Matousek shared his perspective as to the best way to prevent HABs.

“Nutrient reduction is the best way to do it,” he said. “Unfortunately, it’s not a short-term solution. Stuff that landowners can do is don’t fertilize your lawn right up to the lake edge; clean up after your pets to reduce nutrients that might flow off of your lawn and into the lake; use phosphorus-free detergents, soaps and things like that; try to make sure that your septic system, if you’re on septic, is functioning properly and not leaking.”

According to Matousek, a significant amount of testing is done in the state, with the state primarily relying on reports from the public.

“We ask people to send reports and photos,” he said. “Typically, our first effort is to take a look at the photos and determine whether or not it is a cyanobacterial bloom, which are the ones that can potentially produce toxins, and if it is, we will arrange some testing.”

Residents can send reports and photos to algaebloom@michigan.gov.

Wenczel said that West Bloomfield Lake is on life support.

“I believe we found a solution,” she said. “The holdup is the state of Michigan, EGLE. … They don’t test it anymore. … They just put up signs that say, ‘Stay out of the water.’”

As far as Wenczel is concerned, HABs should be treated as a human health crisis.

To clean the lake, she estimated that the first year of treatment would cost more than $45,000.

“And then every year thereafter, you have to have a full year, I think it’s on a monthly basis — you put the bio enzymes in at each oxygenation station, so they’re located in various spots around the lake at the lake bottom,” Wenczel said. “And that is $16,000 a year for the bio enzymes.”

Wenczel shared where she thinks the funds to accomplish that should come from.

“Grant money might not even cover it. It should be disaster funding,” she said. “We don’t have unlimited funds to do this massive cleanup project. We need help from the state. This should be treated as an emergency.”

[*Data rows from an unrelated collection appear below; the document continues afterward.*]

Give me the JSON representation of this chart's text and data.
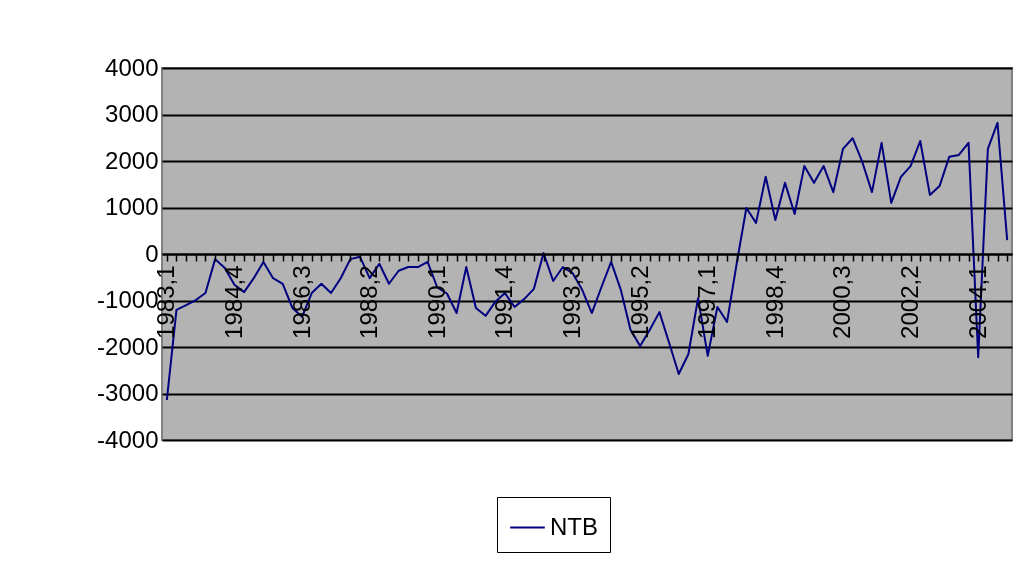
{
  "chart_data": {
    "type": "line",
    "categories": [
      "1983,1",
      null,
      null,
      null,
      null,
      null,
      null,
      "1984,4",
      null,
      null,
      null,
      null,
      null,
      null,
      "1986,3",
      null,
      null,
      null,
      null,
      null,
      null,
      "1988,2",
      null,
      null,
      null,
      null,
      null,
      null,
      "1990,1",
      null,
      null,
      null,
      null,
      null,
      null,
      "1991,4",
      null,
      null,
      null,
      null,
      null,
      null,
      "1993,3",
      null,
      null,
      null,
      null,
      null,
      null,
      "1995,2",
      null,
      null,
      null,
      null,
      null,
      null,
      "1997,1",
      null,
      null,
      null,
      null,
      null,
      null,
      "1998,4",
      null,
      null,
      null,
      null,
      null,
      null,
      "2000,3",
      null,
      null,
      null,
      null,
      null,
      null,
      "2002,2",
      null,
      null,
      null,
      null,
      null,
      null,
      "2004,1",
      null,
      null,
      null
    ],
    "series": [
      {
        "name": "NTB",
        "color": "#000080",
        "values": [
          -3140,
          -1200,
          -1100,
          -990,
          -840,
          -110,
          -300,
          -660,
          -820,
          -520,
          -170,
          -520,
          -640,
          -1160,
          -1350,
          -840,
          -640,
          -840,
          -520,
          -110,
          -60,
          -520,
          -210,
          -640,
          -360,
          -280,
          -280,
          -170,
          -720,
          -850,
          -1270,
          -280,
          -1160,
          -1330,
          -1030,
          -840,
          -1140,
          -970,
          -750,
          20,
          -580,
          -280,
          -410,
          -770,
          -1270,
          -710,
          -170,
          -770,
          -1630,
          -1980,
          -1630,
          -1250,
          -1910,
          -2580,
          -2150,
          -950,
          -2190,
          -1140,
          -1460,
          -200,
          990,
          670,
          1660,
          730,
          1530,
          860,
          1890,
          1530,
          1890,
          1330,
          2260,
          2490,
          1980,
          1330,
          2390,
          1100,
          1660,
          1890,
          2430,
          1270,
          1460,
          2090,
          2130,
          2390,
          -2220,
          2260,
          2820,
          300
        ]
      }
    ],
    "ylim": [
      -4000,
      4000
    ],
    "yticks": [
      -4000,
      -3000,
      -2000,
      -1000,
      0,
      1000,
      2000,
      3000,
      4000
    ],
    "grid": "y",
    "legend": "bottom",
    "marker": "none",
    "line_style": "solid"
  }
}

Wenczel added that the state governs the water and “they should be protecting it.”

From Matousek’s perspective, when it comes to a long-term solution, there are no easy answers.

“It’s a really complicated problem, which leads to a complicated solution,” he said. “I think it’s gonna take efforts from all sources — government efforts, as well as private citizens doing what they can to help alleviate the problem.”

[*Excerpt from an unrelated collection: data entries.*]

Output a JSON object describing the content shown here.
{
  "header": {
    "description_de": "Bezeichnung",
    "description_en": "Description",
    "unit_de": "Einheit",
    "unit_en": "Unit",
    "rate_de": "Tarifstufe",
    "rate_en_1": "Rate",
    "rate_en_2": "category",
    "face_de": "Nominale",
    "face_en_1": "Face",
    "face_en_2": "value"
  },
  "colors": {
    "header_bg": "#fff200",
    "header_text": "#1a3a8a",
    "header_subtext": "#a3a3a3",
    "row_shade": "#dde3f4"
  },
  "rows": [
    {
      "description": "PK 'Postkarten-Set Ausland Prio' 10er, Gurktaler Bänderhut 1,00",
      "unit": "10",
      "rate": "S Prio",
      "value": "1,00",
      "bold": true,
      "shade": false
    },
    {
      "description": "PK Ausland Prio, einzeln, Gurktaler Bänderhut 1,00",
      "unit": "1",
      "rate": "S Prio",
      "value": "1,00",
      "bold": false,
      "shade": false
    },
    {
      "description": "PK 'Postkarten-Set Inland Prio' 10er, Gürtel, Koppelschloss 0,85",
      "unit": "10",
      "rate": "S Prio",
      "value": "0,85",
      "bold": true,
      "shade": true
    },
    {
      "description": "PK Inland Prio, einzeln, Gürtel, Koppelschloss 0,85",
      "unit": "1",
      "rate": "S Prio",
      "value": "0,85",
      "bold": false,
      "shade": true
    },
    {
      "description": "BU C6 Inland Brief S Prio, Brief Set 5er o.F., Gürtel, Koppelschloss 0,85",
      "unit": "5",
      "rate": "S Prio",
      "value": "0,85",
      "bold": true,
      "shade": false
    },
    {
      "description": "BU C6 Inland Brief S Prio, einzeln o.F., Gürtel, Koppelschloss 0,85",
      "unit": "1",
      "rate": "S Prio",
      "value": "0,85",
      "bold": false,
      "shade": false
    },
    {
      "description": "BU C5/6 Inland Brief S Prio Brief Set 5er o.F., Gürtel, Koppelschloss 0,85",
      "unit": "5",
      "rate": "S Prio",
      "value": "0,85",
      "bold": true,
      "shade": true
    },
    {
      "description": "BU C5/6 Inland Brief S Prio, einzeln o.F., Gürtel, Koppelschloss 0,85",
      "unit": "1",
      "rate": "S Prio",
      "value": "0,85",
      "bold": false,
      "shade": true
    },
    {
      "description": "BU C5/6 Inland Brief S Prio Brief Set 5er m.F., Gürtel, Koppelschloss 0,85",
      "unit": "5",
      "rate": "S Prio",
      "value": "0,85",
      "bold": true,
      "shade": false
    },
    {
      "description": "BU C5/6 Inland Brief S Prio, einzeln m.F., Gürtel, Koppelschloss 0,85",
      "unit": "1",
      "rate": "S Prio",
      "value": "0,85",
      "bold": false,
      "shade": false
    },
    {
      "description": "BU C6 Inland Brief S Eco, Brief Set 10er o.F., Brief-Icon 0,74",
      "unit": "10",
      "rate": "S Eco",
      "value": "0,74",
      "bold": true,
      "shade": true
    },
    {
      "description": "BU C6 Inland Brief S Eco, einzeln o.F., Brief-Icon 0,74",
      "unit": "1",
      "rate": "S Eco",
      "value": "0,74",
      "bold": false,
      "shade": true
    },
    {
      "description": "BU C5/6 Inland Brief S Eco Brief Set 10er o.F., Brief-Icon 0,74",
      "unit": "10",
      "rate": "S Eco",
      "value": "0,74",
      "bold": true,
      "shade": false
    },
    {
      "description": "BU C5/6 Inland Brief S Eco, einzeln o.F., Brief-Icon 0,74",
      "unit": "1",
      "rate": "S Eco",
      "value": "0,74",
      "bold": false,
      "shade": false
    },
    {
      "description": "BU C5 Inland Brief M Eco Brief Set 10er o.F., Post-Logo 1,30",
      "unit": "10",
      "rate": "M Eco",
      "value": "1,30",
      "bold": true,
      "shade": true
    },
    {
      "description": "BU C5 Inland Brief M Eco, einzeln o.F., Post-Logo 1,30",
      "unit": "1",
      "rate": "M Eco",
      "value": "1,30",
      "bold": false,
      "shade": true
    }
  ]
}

According to Matousek, there is a helpful photo guide on the state’s website to identify HABs. For the easiest way to find it, he suggests doing an internet search using the key words “EGLE HABs.”

“If you see something suspicious, feel free to report it,” Matousek said. “If you do see something like that, just avoid it. When we do find toxins, they are typically located within the visible bloom itself. … Being able to recognize a bloom like that and stay away from it until it subsides is kind of the message we try to get out there.”

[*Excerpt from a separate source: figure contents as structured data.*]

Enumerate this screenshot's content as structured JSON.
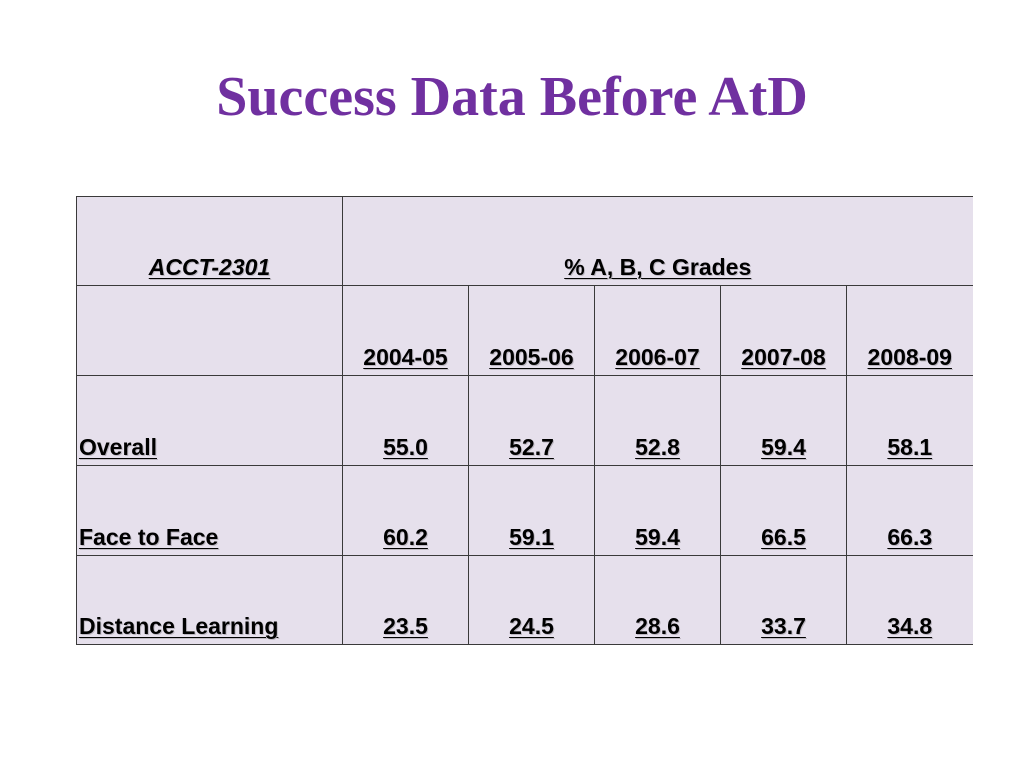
{
  "slide": {
    "title": "Success Data Before AtD"
  },
  "table": {
    "course": "ACCT-2301",
    "metric": "% A, B, C Grades",
    "years": [
      "2004-05",
      "2005-06",
      "2006-07",
      "2007-08",
      "2008-09"
    ],
    "rows": [
      {
        "label": "Overall",
        "values": [
          "55.0",
          "52.7",
          "52.8",
          "59.4",
          "58.1"
        ]
      },
      {
        "label": "Face to Face",
        "values": [
          "60.2",
          "59.1",
          "59.4",
          "66.5",
          "66.3"
        ]
      },
      {
        "label": "Distance Learning",
        "values": [
          "23.5",
          "24.5",
          "28.6",
          "33.7",
          "34.8"
        ]
      }
    ]
  },
  "colors": {
    "title": "#7030a0",
    "cell_fill": "#e6e0ec",
    "border": "#3a3a3a"
  }
}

For Wenczel, ridding herself of the problem isn’t as simple as merely selling her home.

“Nobody told me when I bought the house, and I feel like I’m so close to solving this problem,” she said. “I don’t have it in me to look somebody in the eye and say, ‘Sure, yeah, buy my house, the lake’s great, the neighborhood’s great.’ … I feel so bad for the people that you see moving in. We send out notices right away that say we have harmful algal bloom problems.”

More information on HABs can be found at michigan.gov/habs.